OZ Had Been Painting for Thirty Years

Ello appeared that week with the energy of a rumor about a better party. Within forty-eight hours, half the internet had made accounts on the new Facebook alternative and discovered it was an empty room with good graphic design. You made your account, you looked around, you logged back out, and by the weekend the conversation had moved on to something else.

That was the mood that Friday—a lot of activity that didn’t resolve. Someone should have launched a campaign to change Berlin’s unofficial city motto from "poor but sexy" to "Döner, which sauce?" Someone should have gone to a party and tried to hold a conversation about the most taciturn supporting actors of the silent film era, or the significance of 1974 as the year of the common swift, or the time their printer had a paper jam—sustaining it past the first thirty seconds of polite confusion. Someone should have bought a CD, physically, not streamed anything, as a small deliberate gesture against what the decade was becoming. And if you happened to meet someone who shared your exact name, well.

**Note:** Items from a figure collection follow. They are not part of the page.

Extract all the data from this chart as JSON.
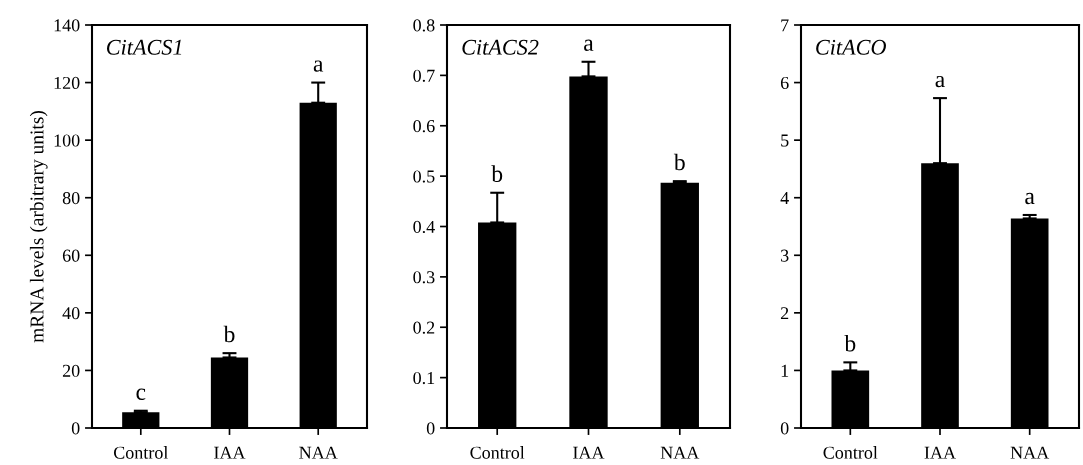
{
  "chart_data": [
    {
      "type": "bar",
      "title": "CitACS1",
      "ylabel": "mRNA levels (arbitrary units)",
      "categories": [
        "Control",
        "IAA",
        "NAA"
      ],
      "values": [
        5.5,
        24.5,
        113
      ],
      "color": "#000000",
      "errors": [
        [
          5.5,
          6.0
        ],
        [
          24.5,
          26
        ],
        [
          113,
          120
        ]
      ],
      "ylim": [
        0,
        140
      ],
      "yticks": [
        0,
        20,
        40,
        60,
        80,
        100,
        120,
        140
      ],
      "grid": false,
      "annotations": [
        {
          "text": "c",
          "x": "Control",
          "y": 6.0
        },
        {
          "text": "b",
          "x": "IAA",
          "y": 26
        },
        {
          "text": "a",
          "x": "NAA",
          "y": 120
        }
      ]
    },
    {
      "type": "bar",
      "title": "CitACS2",
      "categories": [
        "Control",
        "IAA",
        "NAA"
      ],
      "values": [
        0.408,
        0.698,
        0.487
      ],
      "color": "#000000",
      "errors": [
        [
          0.408,
          0.467
        ],
        [
          0.698,
          0.727
        ],
        [
          0.487,
          0.49
        ]
      ],
      "ylim": [
        0,
        0.8
      ],
      "yticks": [
        0,
        0.1,
        0.2,
        0.3,
        0.4,
        0.5,
        0.6,
        0.7,
        0.8
      ],
      "grid": false,
      "annotations": [
        {
          "text": "b",
          "x": "Control",
          "y": 0.467
        },
        {
          "text": "a",
          "x": "IAA",
          "y": 0.727
        },
        {
          "text": "b",
          "x": "NAA",
          "y": 0.49
        }
      ]
    },
    {
      "type": "bar",
      "title": "CitACO",
      "categories": [
        "Control",
        "IAA",
        "NAA"
      ],
      "values": [
        1.0,
        4.6,
        3.64
      ],
      "color": "#000000",
      "errors": [
        [
          1.0,
          1.14
        ],
        [
          4.6,
          5.73
        ],
        [
          3.64,
          3.7
        ]
      ],
      "ylim": [
        0,
        7
      ],
      "yticks": [
        0,
        1,
        2,
        3,
        4,
        5,
        6,
        7
      ],
      "grid": false,
      "annotations": [
        {
          "text": "b",
          "x": "Control",
          "y": 1.14
        },
        {
          "text": "a",
          "x": "IAA",
          "y": 5.73
        },
        {
          "text": "a",
          "x": "NAA",
          "y": 3.7
        }
      ]
    }
  ]
}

OZ died that week. Walter Josef Fischer, the Hamburg graffiti writer who had been painting his name and a smiley face on every unreachable surface in the city for three decades—train cars, bridges, walls above the waterline, places that required both nerve and preparation to reach. He’d been called the most prolific graffiti writer in the world. He was hit by a train while painting on the tracks, which sounds both inevitable and wrong, the way some deaths do. The city he’d covered in marks outlived him while his marks stayed up. A minute of silence felt inadequate. Two or three still felt inadequate.

The rest of that Friday’s instructions: find every poster of Sami Slimani—a German lifestyle influencer whose face was papering city walls that season—and cover it with a photograph of a lonely sausage. Ask the famously unimpressable bouncer at Berghain if he knows where the nearest bar is, purely to watch him not react. Eat only food that rhymes with "windshield wiper."

None of it was meant to be followed. The point was to carry the list in your head while doing ordinary things—commuting, shopping, arguing—and feel briefly adjacent to something more interesting. OZ understood something like that, I think. The whole city as a surface. You don’t wait for permission to leave a mark.